“The kindest of bears” is back in the desert after a fruitless search for companionship that took him to 11 different islands, including Lopez.

The adolescent black bear made regional headlines after showing up in places bears hadn’t been seen in decades.

The bear’s five-week trek apparently began on Camano Island in late April.

The bear made the long cold swim to nearby Whidbey Island, where Coupeville residents reported first seeing it on April 29.

Several residents of North Whidbey spotted him as he traveled the island over the next two days.

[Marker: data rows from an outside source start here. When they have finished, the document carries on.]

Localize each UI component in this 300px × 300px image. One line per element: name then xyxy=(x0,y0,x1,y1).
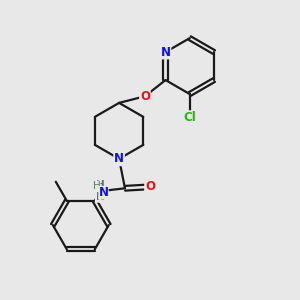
Text: O: O xyxy=(145,180,155,193)
Text: N: N xyxy=(160,46,170,59)
Text: H
N: H N xyxy=(96,180,104,202)
Text: H: H xyxy=(92,181,100,191)
Text: O: O xyxy=(140,90,150,103)
Text: N: N xyxy=(98,186,109,199)
Text: Cl: Cl xyxy=(183,111,196,124)
Text: N: N xyxy=(114,152,124,165)
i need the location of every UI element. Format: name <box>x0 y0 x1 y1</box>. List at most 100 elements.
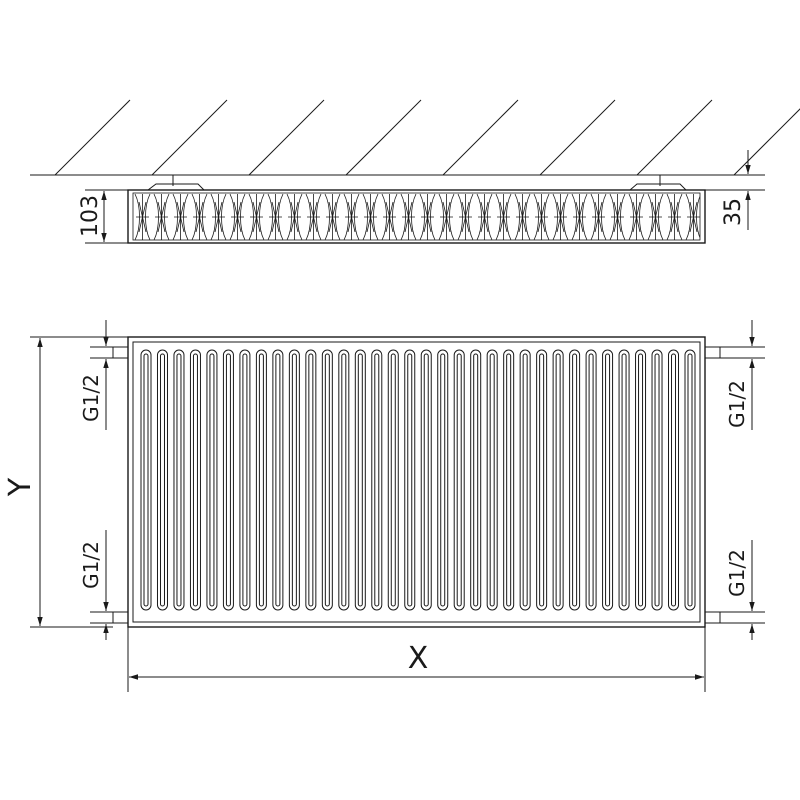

Ralph Downes, a law enforcement officer with the state Department of Fish and Wildlife, said the bear then swam across Deception Pass to Fidalgo Island. From there he swam to Guemes, Cyprus, Blakely, Orcas, Shaw, San Juan, Lopez and Decatur Islands before returning to the mainland.

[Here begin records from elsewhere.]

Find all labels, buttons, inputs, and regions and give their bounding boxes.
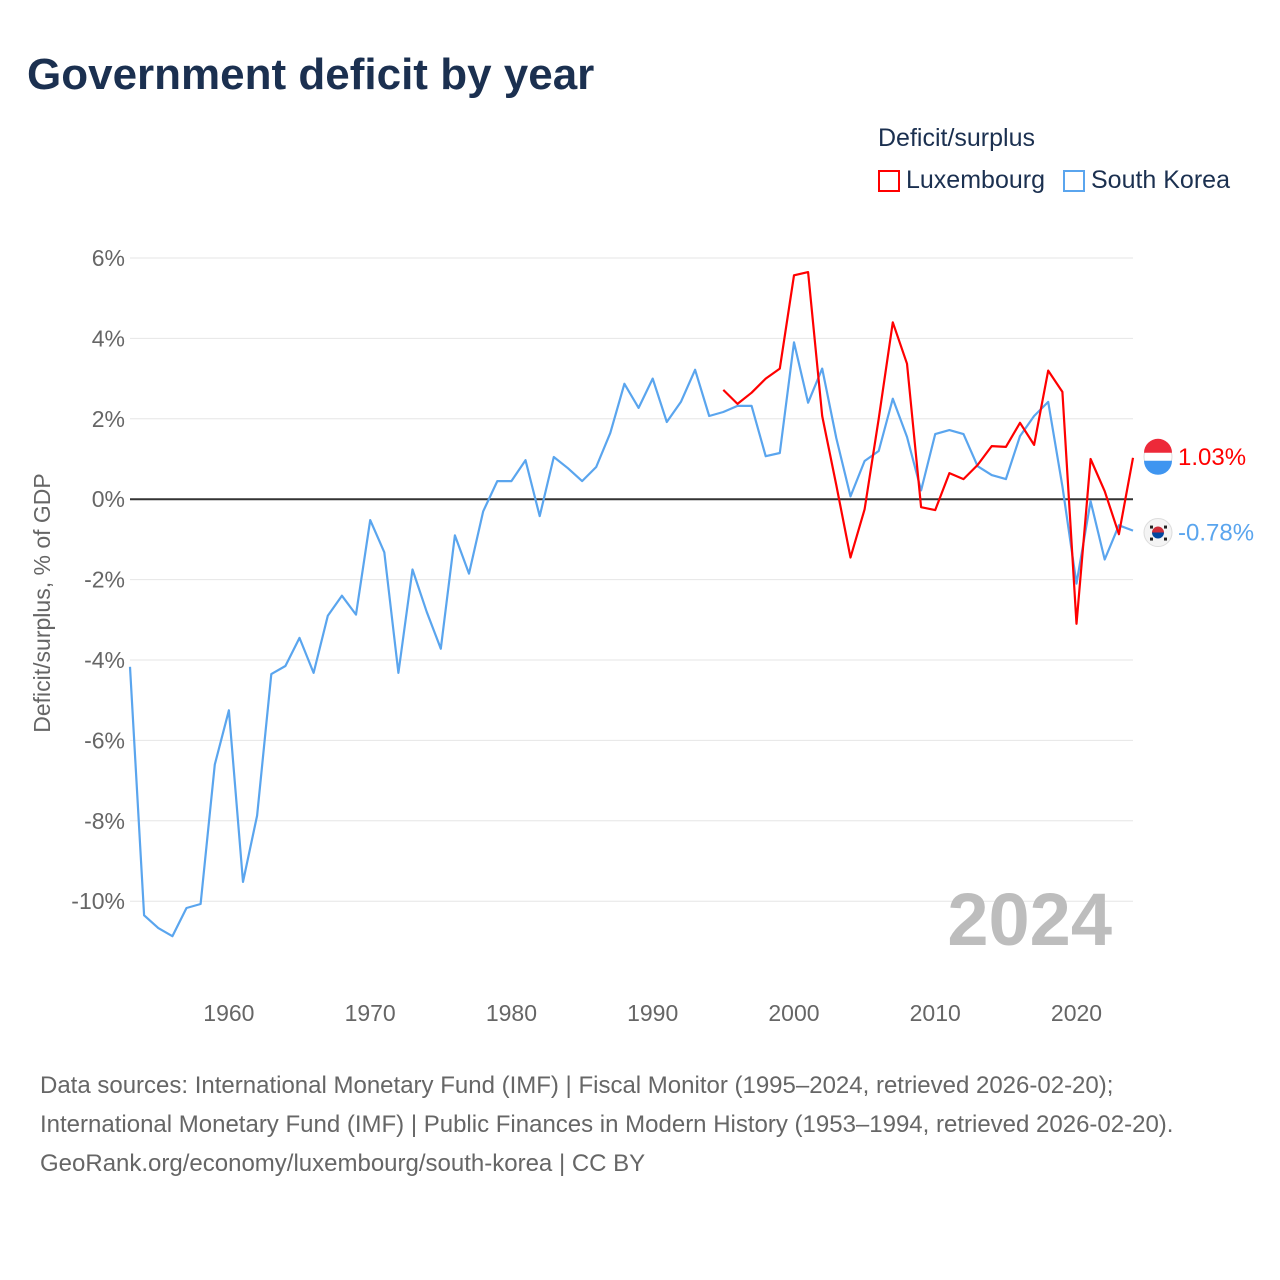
series-line-south-korea (128, 341, 1134, 938)
legend-swatch-luxembourg (878, 169, 900, 192)
x-tick-label: 1970 (345, 1000, 396, 1026)
y-tick-label: 2% (92, 406, 125, 432)
series-line-luxembourg (722, 271, 1135, 625)
flag-stripe (1144, 460, 1172, 475)
year-watermark: 2024 (947, 878, 1112, 961)
flag-trigram (1150, 525, 1153, 529)
legend-title: Deficit/surplus (878, 124, 1035, 152)
y-tick-label: -4% (84, 647, 125, 673)
legend-label: Luxembourg (906, 166, 1045, 194)
credit-link[interactable]: GeoRank.org/economy/luxembourg/south-kor… (40, 1150, 646, 1177)
y-tick-label: -2% (84, 567, 125, 593)
chart-title: Government deficit by year (27, 50, 595, 99)
legend-swatch-south-korea (1062, 169, 1085, 192)
flag-stripe (1144, 438, 1172, 453)
x-tick-label: 2010 (910, 1000, 961, 1026)
flag-trigram (1150, 537, 1153, 541)
x-tick-label: 1980 (486, 1000, 537, 1026)
flag-taegeuk (1152, 532, 1164, 539)
legend: Luxembourg South Korea (878, 166, 1230, 195)
y-tick-label: -8% (84, 808, 125, 834)
y-tick-label: 0% (92, 486, 125, 512)
footer: Data sources: International Monetary Fun… (40, 1066, 1240, 1183)
x-tick-label: 2020 (1051, 1000, 1102, 1026)
legend-item-luxembourg[interactable]: Luxembourg (878, 166, 1045, 195)
y-tick-label: -6% (84, 727, 125, 753)
end-value-label: 1.03% (1178, 444, 1246, 471)
flag-taegeuk (1152, 526, 1164, 533)
x-tick-label: 1990 (627, 1000, 678, 1026)
line-chart: 6% 4% 2% 0% -2% -4% -6% -8% -10% 1960 1970 1980 1990… (29, 245, 1254, 1026)
legend-item-south-korea[interactable]: South Korea (1062, 166, 1230, 195)
end-value-label: -0.78% (1178, 520, 1254, 547)
flag-trigram (1164, 525, 1167, 529)
legend-label: South Korea (1090, 166, 1230, 194)
x-tick-label: 2000 (768, 1000, 819, 1026)
y-tick-label: -10% (71, 888, 125, 914)
y-tick-label: 6% (92, 245, 125, 271)
flag-trigram (1164, 537, 1167, 541)
y-axis-label: Deficit/surplus, % of GDP (29, 473, 55, 732)
data-sources: Data sources: International Monetary Fun… (40, 1072, 1174, 1138)
x-tick-label: 1960 (203, 1000, 254, 1026)
y-tick-label: 4% (92, 325, 125, 351)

Downes said it was likely the bear was looking for a female to hang out with.

“I think he was looking, but I don’t think he was lost,” he said.

The bear was spotted in the Padilla Bay area before visiting more populated areas of Burlington, which is when wildlife experts became concerned. He climbed a tree behind the Home Depot and swam across the river to Mount Vernon.

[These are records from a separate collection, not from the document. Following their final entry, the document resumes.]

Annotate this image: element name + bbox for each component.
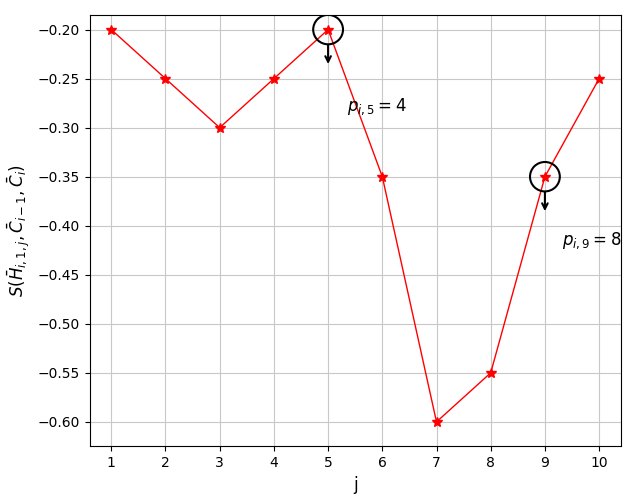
Text: $p_{i,9} = 8$: $p_{i,9} = 8$ bbox=[563, 231, 621, 251]
Text: $p_{i,5} = 4$: $p_{i,5} = 4$ bbox=[347, 96, 407, 117]
X-axis label: j: j bbox=[353, 476, 358, 494]
Y-axis label: $S(\bar{H}_{i,1,j}, \bar{C}_{i-1}, \bar{C}_i)$: $S(\bar{H}_{i,1,j}, \bar{C}_{i-1}, \bar{… bbox=[5, 164, 32, 297]
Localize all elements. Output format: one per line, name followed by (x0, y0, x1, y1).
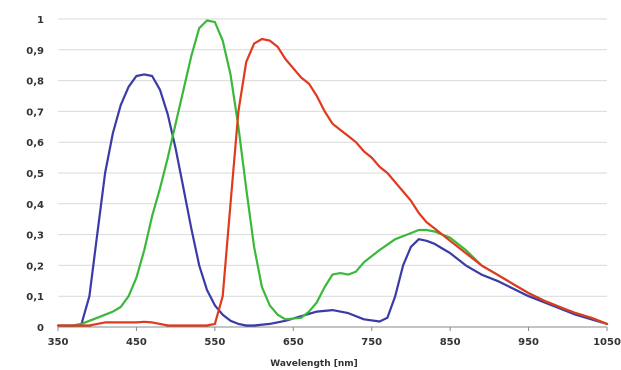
y-tick-label: 0,9 (26, 46, 44, 57)
series-line-3 (56, 37, 609, 327)
y-tick-label: 0,2 (26, 261, 44, 272)
y-tick-label: 1 (37, 15, 44, 26)
x-tick-label: 550 (204, 337, 225, 348)
y-tick-label: 0 (37, 323, 44, 334)
x-axis-label: Wavelength [nm] (270, 359, 358, 369)
x-tick-label: 950 (518, 337, 539, 348)
x-tick-label: 750 (361, 337, 382, 348)
y-tick-label: 0,6 (26, 138, 44, 149)
y-tick-label: 0,5 (26, 169, 44, 180)
x-tick-labels: 350 450 550 650 750 850 950 1050 (48, 337, 621, 348)
x-tick-label: 850 (440, 337, 461, 348)
y-tick-label: 0,1 (26, 292, 44, 303)
y-tick-labels: 0 0,1 0,2 0,3 0,4 0,5 0,6 0,7 0,8 0,9 1 (26, 15, 44, 334)
grid-lines (58, 18, 607, 297)
series-line-2 (56, 19, 609, 327)
x-tick-label: 350 (48, 337, 69, 348)
x-tick-label: 1050 (593, 337, 621, 348)
series-lines (56, 19, 609, 327)
y-tick-label: 0,3 (26, 231, 44, 242)
y-tick-label: 0,8 (26, 77, 44, 88)
axes (57, 326, 608, 331)
x-tick-label: 450 (126, 337, 147, 348)
y-tick-label: 0,7 (26, 107, 44, 118)
series-line-1 (56, 73, 609, 327)
y-tick-label: 0,4 (26, 200, 44, 211)
x-tick-label: 650 (283, 337, 304, 348)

On Saturday, Fish and Wildlife officers tranquilized the bear and moved it. Downes said he hadn’t been able to see the animal first hand, but fellow law enforcement officers were surprised by the bear’s gentleness and good nature.

“They said it was the nicest bear they had ever met,” he said.

In fact, Downes said the bear showed no aggression towards anyone during its long trek. The only problems he caused were breaking a few bird feeders to access the seeds and digging through a trash can or two.

Downes initially estimated the pubescent bear at around 300 pounds, but other officers guessed it weighed around 250 pounds when captured. The difference, Downes speculated, could be due to all the calories burned on his travels.

The bear’s travels took him on a big loop, Downes said, and eventually got trapped a few miles from where he started. He was sent home and released into the wilderness of northern Snohomish County.

Downes said he hoped the bear would find a companion in the wild to quell his wanderlust.